Kim Kibum, Syeed Sakil, Au Trang, Diaz Amber, Schabath Matthew B, Cass Amanda, Hall Richard, Pai Lori, Li Chenghui, Balmaceda Nicole, Palumbo Alison, Carey Autumn, Lalla Mumtu, Henry Matthew, Brixner Diana, Stenehjem David
University of Utah, Department of Pharmacotherapy and Pharmacotherapy Outcomes Research Center, Salt Lake City, UT, USA; University of Illinois Chicago, Department of Pharmacy Systems, Outcomes and Policy, Chicago, IL, USA.
University of Utah, Department of Pharmacotherapy and Pharmacotherapy Outcomes Research Center, Salt Lake City, UT, USA.
Cancer Treat Res Commun. 2025;43:100898. doi: 10.1016/j.ctarc.2025.100898. Epub 2025 Mar 13.
Osimertinib is a third-generation EGFR-TKI and preferred first-line (1L) treatment for EGFR positive (EGFR+) metastatic non-small cell lung cancer (mNSCLC). This study compared real-world clinical outcomes of 1L osimertinib versus 1st or 2nd generation EGFR-TKIs (1/2G-TKIs) in patients with EGFR+ mNSCLC.
Nine academic cancer centers in the US participated in the retrospective cohort study. Patients aged ≥18 years with EGFR+ mNSCLC and treated with 1L EGFR-TKI were included. Clinical outcomes included real-world progression-free survival (rwPFS), duration of treatment (DOT), time to next treatment (TTNT), central nervous system incidence-free survival (CNS-IFS), and overall survival (OS). Multivariable regression models were used to control for differences in patient characteristics (p < 0.1) between the osimertinib and 1/2G-TKI cohorts.
The study included 181 osimertinib patients and 171 1/2G-TKI patients. Osimertinib had a longer rwPFS compared to 1/2G-TKIs (median PFS, 95 % confidence interval [CI]: 16.2 months (13.2-19.7) vs. 10.8 months (9.5-12.7); hazard Ratio [HR], 95 % CI: 0.60 (0.44-0.82). DOT and TTNT were significantly longer in patients treated with osimertinib versus 1/2G-TKI (HR, 95 % CI: 0.51 (0.38-0.68) for DOT; 0.54 (0.39-0.74) for TTNT). The respective HR point estimate for CNF-IFS and OS of 0.62 and 0.83 preferred osimertinib. However, small patient counts and number of events posed challenges in drawing conclusion regarding the significance of the delayed CNS-IFS or OS.
Patients treated with osimertinib had a prolonged time to progression and longer time maintain the treatment compared to 1/2G-TKI. This real-world evidence is aligned with clinical trial results.

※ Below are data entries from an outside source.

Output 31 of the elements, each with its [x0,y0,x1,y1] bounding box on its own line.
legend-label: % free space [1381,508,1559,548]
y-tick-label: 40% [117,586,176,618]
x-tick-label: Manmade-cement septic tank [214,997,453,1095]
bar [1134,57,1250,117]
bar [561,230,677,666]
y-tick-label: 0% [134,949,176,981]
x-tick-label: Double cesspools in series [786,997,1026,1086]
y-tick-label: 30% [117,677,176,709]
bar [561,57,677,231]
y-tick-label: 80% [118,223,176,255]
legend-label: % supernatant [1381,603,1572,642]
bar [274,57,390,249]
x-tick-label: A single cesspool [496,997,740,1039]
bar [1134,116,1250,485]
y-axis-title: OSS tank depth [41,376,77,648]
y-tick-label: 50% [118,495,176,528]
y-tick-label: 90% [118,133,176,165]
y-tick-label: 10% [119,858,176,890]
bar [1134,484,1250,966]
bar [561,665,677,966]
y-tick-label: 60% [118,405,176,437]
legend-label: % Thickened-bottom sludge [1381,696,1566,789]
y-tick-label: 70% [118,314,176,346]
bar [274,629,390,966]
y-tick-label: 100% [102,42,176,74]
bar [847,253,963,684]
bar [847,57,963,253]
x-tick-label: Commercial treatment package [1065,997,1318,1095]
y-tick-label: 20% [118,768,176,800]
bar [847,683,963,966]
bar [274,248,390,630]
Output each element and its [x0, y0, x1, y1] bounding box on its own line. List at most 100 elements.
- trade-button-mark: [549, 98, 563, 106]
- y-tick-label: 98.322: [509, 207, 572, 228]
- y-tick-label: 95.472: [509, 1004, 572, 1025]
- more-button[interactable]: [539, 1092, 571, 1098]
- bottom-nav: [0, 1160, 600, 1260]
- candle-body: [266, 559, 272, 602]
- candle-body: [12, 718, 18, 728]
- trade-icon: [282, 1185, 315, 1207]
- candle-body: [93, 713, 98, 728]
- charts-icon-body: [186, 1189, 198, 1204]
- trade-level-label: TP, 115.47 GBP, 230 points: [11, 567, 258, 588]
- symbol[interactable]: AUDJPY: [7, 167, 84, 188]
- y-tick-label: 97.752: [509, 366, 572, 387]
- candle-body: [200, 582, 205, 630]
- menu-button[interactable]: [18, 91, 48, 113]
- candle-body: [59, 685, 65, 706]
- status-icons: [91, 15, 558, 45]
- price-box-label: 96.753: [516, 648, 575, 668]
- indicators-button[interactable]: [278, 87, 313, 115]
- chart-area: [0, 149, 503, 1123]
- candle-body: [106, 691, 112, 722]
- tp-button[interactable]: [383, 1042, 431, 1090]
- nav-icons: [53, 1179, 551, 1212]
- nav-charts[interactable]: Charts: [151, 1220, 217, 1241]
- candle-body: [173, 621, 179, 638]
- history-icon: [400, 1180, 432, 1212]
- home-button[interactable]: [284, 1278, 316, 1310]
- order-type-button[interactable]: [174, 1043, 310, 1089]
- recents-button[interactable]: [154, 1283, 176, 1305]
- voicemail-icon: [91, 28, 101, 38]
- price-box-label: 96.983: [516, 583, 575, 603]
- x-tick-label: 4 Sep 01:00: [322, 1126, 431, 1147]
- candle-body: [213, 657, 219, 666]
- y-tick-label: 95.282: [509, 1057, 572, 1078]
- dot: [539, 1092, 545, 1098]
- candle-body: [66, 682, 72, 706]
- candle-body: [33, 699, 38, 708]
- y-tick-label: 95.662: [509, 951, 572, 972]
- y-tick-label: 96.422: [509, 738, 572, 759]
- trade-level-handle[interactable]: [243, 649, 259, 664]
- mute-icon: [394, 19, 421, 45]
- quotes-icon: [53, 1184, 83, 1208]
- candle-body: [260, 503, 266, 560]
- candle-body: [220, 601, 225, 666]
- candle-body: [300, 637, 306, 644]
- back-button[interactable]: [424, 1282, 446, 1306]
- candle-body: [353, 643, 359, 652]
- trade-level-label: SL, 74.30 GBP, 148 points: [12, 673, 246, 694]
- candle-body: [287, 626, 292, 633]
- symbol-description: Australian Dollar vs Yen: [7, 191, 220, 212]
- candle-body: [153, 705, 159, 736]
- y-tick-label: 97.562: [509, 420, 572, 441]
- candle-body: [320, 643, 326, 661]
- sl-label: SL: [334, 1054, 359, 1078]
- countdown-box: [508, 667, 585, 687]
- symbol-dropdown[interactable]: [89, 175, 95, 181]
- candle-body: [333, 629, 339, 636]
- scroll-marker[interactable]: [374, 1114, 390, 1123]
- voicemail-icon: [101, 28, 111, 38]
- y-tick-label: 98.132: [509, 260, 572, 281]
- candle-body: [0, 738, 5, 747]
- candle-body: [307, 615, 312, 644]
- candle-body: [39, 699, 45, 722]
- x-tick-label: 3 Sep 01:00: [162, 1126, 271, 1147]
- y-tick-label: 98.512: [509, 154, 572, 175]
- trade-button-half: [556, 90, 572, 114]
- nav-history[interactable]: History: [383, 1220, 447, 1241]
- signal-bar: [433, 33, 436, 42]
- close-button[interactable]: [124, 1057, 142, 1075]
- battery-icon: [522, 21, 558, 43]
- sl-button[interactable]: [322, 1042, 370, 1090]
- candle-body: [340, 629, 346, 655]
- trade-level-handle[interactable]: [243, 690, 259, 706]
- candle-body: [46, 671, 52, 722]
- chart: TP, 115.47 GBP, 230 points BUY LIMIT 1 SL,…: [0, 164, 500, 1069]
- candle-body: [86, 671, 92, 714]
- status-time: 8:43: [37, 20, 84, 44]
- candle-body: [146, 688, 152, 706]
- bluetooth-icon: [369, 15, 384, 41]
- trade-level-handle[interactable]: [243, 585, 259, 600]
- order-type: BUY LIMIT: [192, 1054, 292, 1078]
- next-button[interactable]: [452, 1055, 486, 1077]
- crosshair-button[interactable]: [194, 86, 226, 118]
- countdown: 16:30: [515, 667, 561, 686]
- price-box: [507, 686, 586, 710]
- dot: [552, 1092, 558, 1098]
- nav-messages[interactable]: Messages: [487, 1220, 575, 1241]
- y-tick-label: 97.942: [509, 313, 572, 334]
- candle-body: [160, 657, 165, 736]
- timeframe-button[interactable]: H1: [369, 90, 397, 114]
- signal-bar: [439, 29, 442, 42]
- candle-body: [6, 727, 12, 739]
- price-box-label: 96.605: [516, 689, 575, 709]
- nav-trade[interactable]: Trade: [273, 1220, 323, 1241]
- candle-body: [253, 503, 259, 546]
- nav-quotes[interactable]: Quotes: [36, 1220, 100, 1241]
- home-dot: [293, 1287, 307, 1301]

奥希替尼是第三代表皮生长因子受体酪氨酸激酶抑制剂(EGFR-TKI),是表皮生长因子受体阳性(EGFR+)转移性非小细胞肺癌(mNSCLC)一线治疗的首选药物。本研究比较了EGFR+ mNSCLC患者中一线使用奥希替尼与第一代或第二代EGFR-TKI(1/2G-TKI)的真实世界临床疗效。
美国9个学术癌症中心参与了这项回顾性队列研究。纳入年龄≥18岁、接受一线EGFR-TKI治疗的EGFR+ mNSCLC患者。临床疗效包括真实世界无进展生存期(rwPFS)、治疗持续时间(DOT)、下次治疗时间(TTNT)、中枢神经系统无事件生存期(CNS-IFS)和总生存期(OS)。采用多变量回归模型控制奥希替尼组和1/2G-TKI组患者特征的差异(p<0.1)。
该研究纳入了181例使用奥希替尼的患者和171例使用1/2G-TKI的患者。与1/2G-TKI相比,奥希替尼的rwPFS更长(中位PFS,95%置信区间[CI]:16.2个月(13.2 - 19.7)对10.8个月(9.5 - 12.7);风险比[HR],95%CI:0.60(0.44 - 0.82))。与1/2G-TKI相比,使用奥希替尼治疗的患者DOT和TTNT显著更长(DOT的HR,95%CI:0.51(0.38 - 0.68);TTNT的HR,95%CI:0.54(0.39 - 0.74))。CNF-IFS和OS的HR点估计值分别为0.62和0.83,表明奥希替尼更具优势。然而,患者数量少和事件数量在就延迟的CNS-IFS或OS的显著性得出结论方面带来了挑战。
与1/2G-TKI相比,使用奥希替尼治疗的患者疾病进展时间延长,治疗维持时间更长。这一真实世界证据与临床试验结果一致。